Builds a semantic artist graph from WXYC DJ transition data. When DJs curate transitions between artists during their shows, those adjacency relationships encode latent genre, mood, and style similarity. This project extracts that signal using Pointwise Mutual Information (PMI) and produces a graph for visualization and downstream use.
python -m venv .venv && source .venv/bin/activate
pip install -e ".[dev]"
python run_pipeline.py /path/to/wxycmusic.sqlThis parses the SQL dump, computes PMI for all artist co-occurrences, extracts cross-reference edges from the catalog, and writes a GEXF graph + SQLite database to output/.
python run_pipeline.py <dump_path> [--output-dir DIR] [--min-count N] [--no-sqlite] [--db-path PATH] [--entity-source {local,lml}]

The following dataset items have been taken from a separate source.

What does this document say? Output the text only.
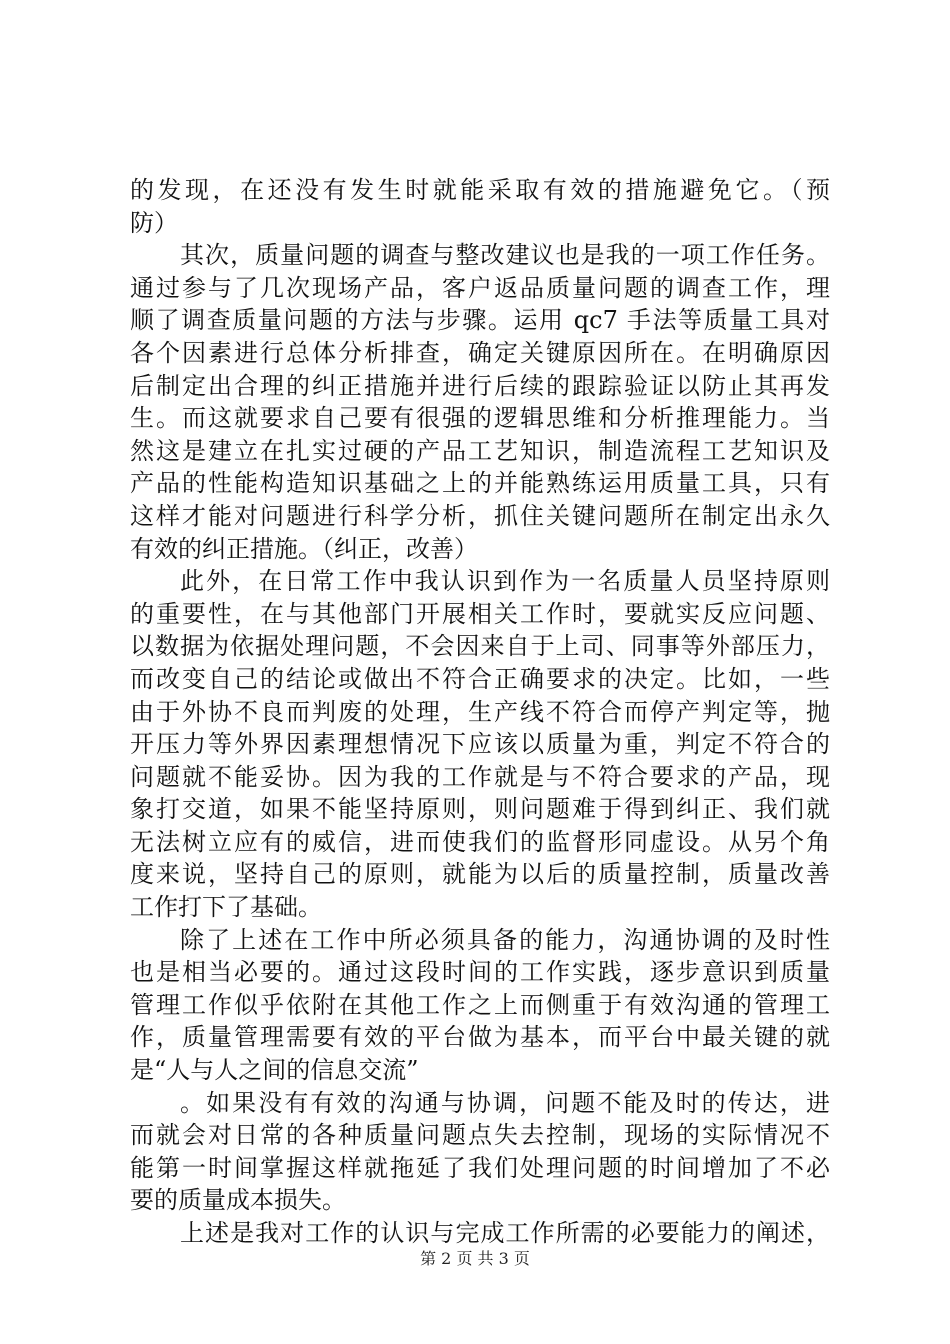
的发现，在还没有发生时就能采取有效的措施避免它。（预
防）
其次，质量问题的调查与整改建议也是我的一项工作任务。
通过参与了几次现场产品，客户返品质量问题的调查工作，理
顺了调查质量问题的方法与步骤。运用 qc7 手法等质量工具对
各个因素进行总体分析排查，确定关键原因所在。在明确原因
后制定出合理的纠正措施并进行后续的跟踪验证以防止其再发
生。而这就要求自己要有很强的逻辑思维和分析推理能力。当
然这是建立在扎实过硬的产品工艺知识，制造流程工艺知识及
产品的性能构造知识基础之上的并能熟练运用质量工具，只有
这样才能对问题进行科学分析，抓住关键问题所在制定出永久
有效的纠正措施。（纠正，改善）
此外，在日常工作中我认识到作为一名质量人员坚持原则
的重要性，在与其他部门开展相关工作时，要就实反应问题、
以数据为依据处理问题，不会因来自于上司、同事等外部压力，
而改变自己的结论或做出不符合正确要求的决定。比如，一些
由于外协不良而判废的处理，生产线不符合而停产判定等，抛
开压力等外界因素理想情况下应该以质量为重，判定不符合的
问题就不能妥协。因为我的工作就是与不符合要求的产品，现
象打交道，如果不能坚持原则，则问题难于得到纠正、我们就
无法树立应有的威信，进而使我们的监督形同虚设。从另个角
度来说，坚持自己的原则，就能为以后的质量控制，质量改善
工作打下了基础。
除了上述在工作中所必须具备的能力，沟通协调的及时性
也是相当必要的。通过这段时间的工作实践，逐步意识到质量
管理工作似乎依附在其他工作之上而侧重于有效沟通的管理工
作，质量管理需要有效的平台做为基本，而平台中最关键的就
是“人与人之间的信息交流”
。如果没有有效的沟通与协调，问题不能及时的传达，进
而就会对日常的各种质量问题点失去控制，现场的实际情况不
能第一时间掌握这样就拖延了我们处理问题的时间增加了不必
要的质量成本损失。
上述是我对工作的认识与完成工作所需的必要能力的阐述，
第 2 页 共 3 页
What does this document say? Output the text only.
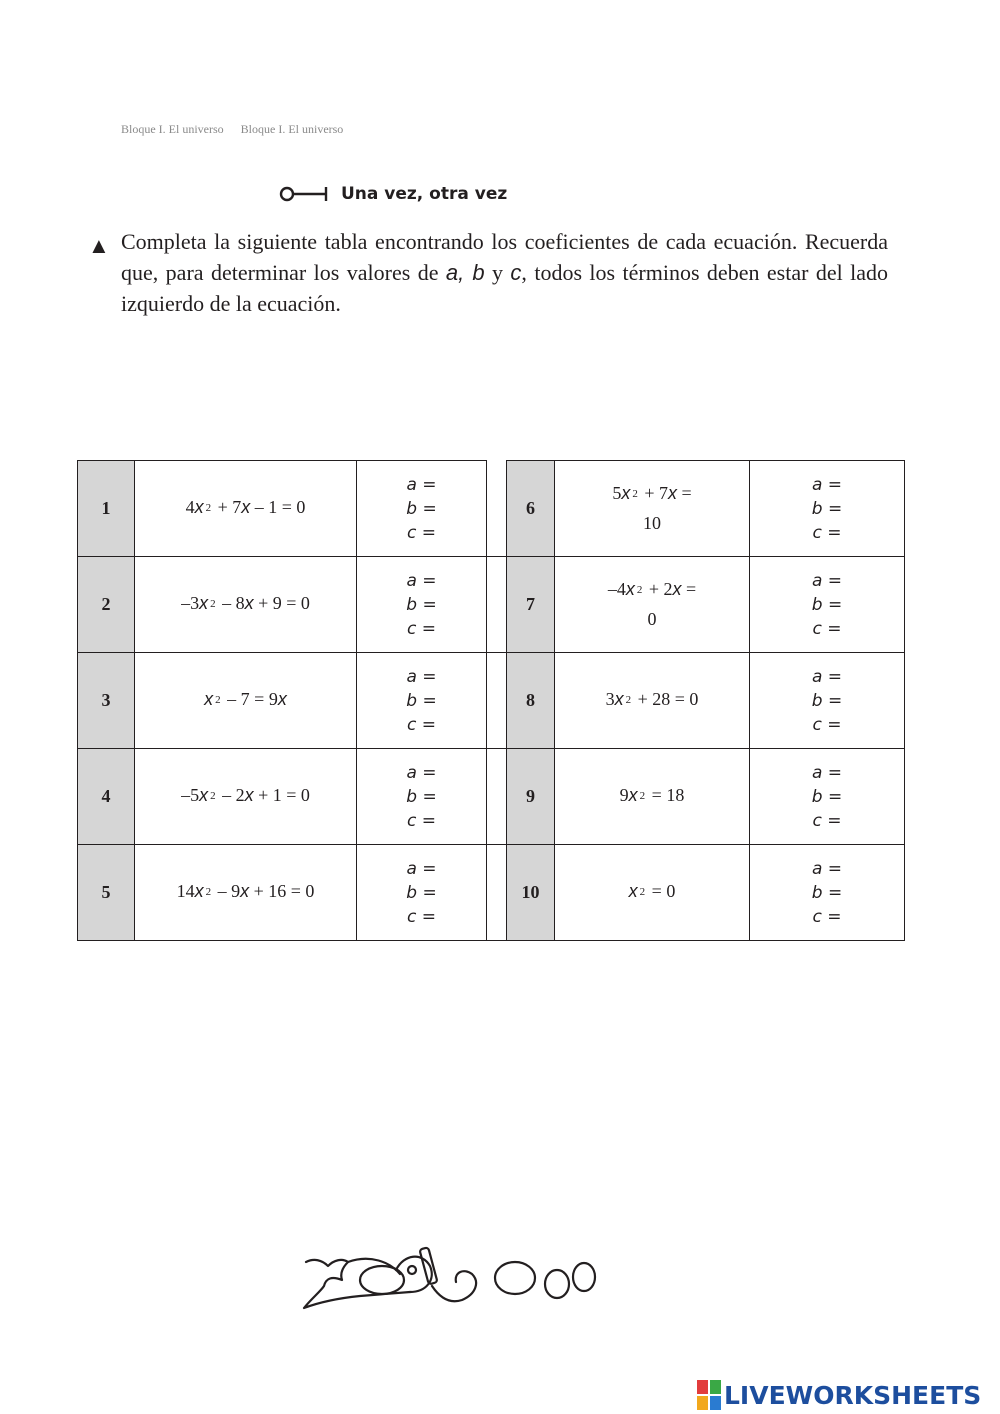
Bloque I. El universo Bloque I. El universo
Una vez, otra vez
▲ Completa la siguiente tabla encontrando los coeficientes de cada ecuación. Recuerda que, para determinar los valores de a, b y c, todos los términos deben estar del lado izquierdo de la ecuación.

1	4x $^2$ + 7x – 1 = 0	a =
b =
c =		6	5x $^2$ + 7x =
10	a =
b =
c =

2	–3x $^2$ – 8x + 9 = 0	a =
b =
c =		7	–4x $^2$ + 2x =
0	a =
b =
c =

3	x $^2$ – 7 = 9x	a =
b =
c =		8	3x $^2$ + 28 = 0	a =
b =
c =

4	–5x $^2$ – 2x + 1 = 0	a =
b =
c =		9	9x $^2$ = 18	a =
b =
c =

5	14x $^2$ – 9x + 16 = 0	a =
b =
c =		10	x $^2$ = 0	a =
b =
c =
LIVEWORKSHEETS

| Flag | Default | Description |
|---|---|---|
--output-dir |
output/ |
Directory for output files |
--min-count |
2 |
Minimum co-occurrence count for graph edges |
--no-sqlite |
disabled | Skip SQLite database export |
--db-path |
none | Path to pipeline SQLite database with persistent identity resolution |
--entity-source |
local (most cases); required when both --db-path and --discogs-cache-dsn are set |
local skips LML; lml reads from LML's entity.identity PG table and requires both --discogs-cache-dsn and --db-path (the destination for imported identities). lml fails loudly if PG is unreachable, the DSN is missing, or --db-path is missing — pass --entity-source=local to bypass. The pipeline refuses to start when both --db-path and --discogs-cache-dsn are set without an explicit --entity-source choice (pre-PR #184 that combo silently triggered LML import; post-PR #184 it would silently skip LML, so the operator must pick). |
- Parse the tubafrenzy MySQL dump directly (no database required)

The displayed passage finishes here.